Plan: Princenhage-Haagpoort
Idn: NL.IMRO.0758.BP2011035001-0501
Plantype: gemeentelijke overheid/bestemmingsplan
Status: Onherroepelijk
Planregels
Op deze pagina vindt u de regels behorende bij het plan Princenhage-Haagpoort.

Artikel 14 Maatschappelijk

 

14.1 Bestemmingsomschrijving

De voor 'Maatschappelijk' aangewezen gronden zijn bestemd voor:

  1. maatschappelijke voorzieningen;

  2. uitsluitend ter plaatse van de aanduiding 'begraafplaats' een begraafplaats en/of uitvaartcentrum met bijbehorende voorzieningen;

  3. ter plaatse van de aanduiding 'kantoor' tevens een kantoor;

  4. ter plaatse van de aanduiding 'wonen' tevens wonen;

  5. ter plaatse van de aanduiding 'zorgwoning' maximaal 80 zorgwoningen;

met daarbij behorend(e):

  1. groen;

  2. nutsvoorzieningen;

  3. speelvoorzieningen, waaronder kunstgrasvelden;

  4. verkeer;

  5. parkeren;

  6. water.

 

14.2 Bouwregels

 

14.2.1 Gebouwen

  1. Uitsluitend ter plaatse van de aanduiding 'bouwvlak' mogen gebouwen worden gebouwd.
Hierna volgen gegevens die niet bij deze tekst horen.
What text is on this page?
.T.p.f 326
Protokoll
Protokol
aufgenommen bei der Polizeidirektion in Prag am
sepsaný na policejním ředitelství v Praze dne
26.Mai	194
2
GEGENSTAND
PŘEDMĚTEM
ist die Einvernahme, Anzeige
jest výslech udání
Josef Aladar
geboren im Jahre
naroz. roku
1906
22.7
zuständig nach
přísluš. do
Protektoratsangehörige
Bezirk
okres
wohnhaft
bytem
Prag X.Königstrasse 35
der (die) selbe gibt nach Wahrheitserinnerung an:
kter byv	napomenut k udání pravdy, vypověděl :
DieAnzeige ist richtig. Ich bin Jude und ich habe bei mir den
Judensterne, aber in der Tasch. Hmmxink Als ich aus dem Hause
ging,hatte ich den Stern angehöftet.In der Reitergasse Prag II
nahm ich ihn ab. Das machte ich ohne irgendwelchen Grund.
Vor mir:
  2. Het bebouwingspercentage mag niet meer bedragen dan 60%.

  3. In afwijking van onderdeel b, mag het bebouwingspercentage niet meer bedragen dan ter plaatse van de aanduiding ‘maximum bebouwingspercentage (%)' is aangeduid.

  4. Ter plaatse van de aanduiding 'maximale bouwhoogte (m)' en/of 'maximale goot- en bouwhoogte (m)' mag de hoogte niet meer bedragen dan is aangeduid, met dien verstande dat voor een oppervlakte van maximaal 300 m2 de bouwhoogte maximaal 28 meter mag bedragen.

  5. Het aantal (zorg)woningen mag niet worden vermeerderd.

  6. In afwijking van het bepaalde onder b tot en met d en lid 14.2.2, onder b, zijn ter plaatse van de aanduiding 'wonen' de bouwregels vermeld in de artikelen 20.2, 20.3, 20.4 en 20.5, onder b en c, van toepassing, met dien verstande dat:

  1. het bepaalde in lid 20.2.2, onder d, en lid 20.2.3, onder a, onderdeel 2, onder d en e, niet van toepassing is;

  2. Het bevoegd gezag met een omgevingsvergunning kan afwijken van het bepaalde in lid 20.2.4, onder c, voor het bouwen van een erf- en terreinafscheiding van 2 meter voor de naar de weg of het openbaar gebied gekeerde gevel, met dien verstande dat:

  1. de stedenbouwkundige kwaliteit en de de gebruiksmogelijkheden van aangrenzende gronden en bouwwerken niet onevenredig worden aangetast;

  2. er geen aaneengesloten erf- of terreinafscheiding van 2 meter hoog ontstaat met een lengte van meer dan 8 meter.

 

14.2.2 Bouwwerken, geen gebouwen zijnde

  1. De hoogte van lichtmasten en vlaggenmasten mag maximaal 8 meter bedragen.

  2. De hoogte van erf- en terreinafscheidingen mag maximaal 2 meter mag bedragen.

  3. De hoogte van overige bouwwerken, geen gebouwen zijnde, mag maximaal 3 meter bedragen.

 

14.3 Specifieke gebruiksregels

  1. Het is verboden een woning te gebruiken voor kamerverhuur.

  2. Onder kamerverhuur wordt niet verstaan, het verhuren van maximaal 2 kamers zonder eigen voorzieningen, zoals een badkamer en keuken, aan maximaal 2 personen, door een eigenaar die in dezelfde woning woont.